Why is it worth seeing?

Director S. Craig Zahler creates an homage to grindhouse exploitation films that simultaneously takes it’s time, while marching forwards at a breakneck pace. Once things get intense, it doesn’t let up, and every time you think it’s hit it’s apex, it goes higher.
Zahler’s at times brutal pulp fest culminates in some of the strongest work Vaughn has ever put forwards. Left for dead after a string of uninspired romantic comedies, Vaughn brings more of the menace that he flirted  with so well in “True Detective: Season 2”. His Bradley (never Brad) character has a moral code that never gets subverted, even when he’s performing cranium rearrangements. He’s a family man who doesn’t seem to have nerve endings.

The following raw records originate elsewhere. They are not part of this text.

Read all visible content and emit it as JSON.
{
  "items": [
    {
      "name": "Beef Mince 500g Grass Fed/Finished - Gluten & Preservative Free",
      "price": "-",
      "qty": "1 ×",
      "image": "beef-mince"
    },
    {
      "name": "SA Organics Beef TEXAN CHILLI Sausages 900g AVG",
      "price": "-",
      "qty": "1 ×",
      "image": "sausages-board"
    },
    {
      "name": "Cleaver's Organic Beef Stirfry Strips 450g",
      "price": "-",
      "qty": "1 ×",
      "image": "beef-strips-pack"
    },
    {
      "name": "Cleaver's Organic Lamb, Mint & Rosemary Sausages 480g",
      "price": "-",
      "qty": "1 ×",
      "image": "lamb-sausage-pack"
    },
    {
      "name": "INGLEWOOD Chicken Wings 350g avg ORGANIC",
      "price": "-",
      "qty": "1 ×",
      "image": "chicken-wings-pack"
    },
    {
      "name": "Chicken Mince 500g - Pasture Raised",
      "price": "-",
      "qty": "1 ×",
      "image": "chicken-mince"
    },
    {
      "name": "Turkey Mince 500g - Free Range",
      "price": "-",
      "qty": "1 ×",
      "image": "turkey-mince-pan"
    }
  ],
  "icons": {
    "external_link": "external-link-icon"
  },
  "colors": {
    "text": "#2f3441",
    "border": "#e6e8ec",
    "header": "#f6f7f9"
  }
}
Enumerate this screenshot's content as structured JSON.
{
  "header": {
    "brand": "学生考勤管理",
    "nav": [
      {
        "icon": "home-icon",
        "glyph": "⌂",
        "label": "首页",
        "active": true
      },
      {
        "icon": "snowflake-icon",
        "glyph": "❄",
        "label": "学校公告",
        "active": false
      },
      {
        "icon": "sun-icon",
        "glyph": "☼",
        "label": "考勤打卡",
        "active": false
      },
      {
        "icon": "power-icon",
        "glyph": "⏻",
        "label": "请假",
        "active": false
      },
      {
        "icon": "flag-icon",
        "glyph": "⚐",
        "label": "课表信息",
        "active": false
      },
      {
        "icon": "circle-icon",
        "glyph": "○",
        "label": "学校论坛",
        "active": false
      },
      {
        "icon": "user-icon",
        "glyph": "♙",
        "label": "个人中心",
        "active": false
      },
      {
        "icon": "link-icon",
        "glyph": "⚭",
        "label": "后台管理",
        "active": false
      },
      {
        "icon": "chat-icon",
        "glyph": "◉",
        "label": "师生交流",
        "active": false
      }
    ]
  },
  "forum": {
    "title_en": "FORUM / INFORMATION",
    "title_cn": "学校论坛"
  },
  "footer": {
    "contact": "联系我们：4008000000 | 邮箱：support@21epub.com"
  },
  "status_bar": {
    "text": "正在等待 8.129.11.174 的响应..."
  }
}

Zahler does a masterful job of taking a generous amount of screen time and filling it with enough character to make do until the screen is full of casual cartilage. Vaughn’s high wire quiet tension holds until arms start breaking, and there is not a false note until things go all the way right, and all the way wrong. One of the most fun yet grimmest movies of 2017, Zahler has announced himself as an enduring talent to be reckoned with.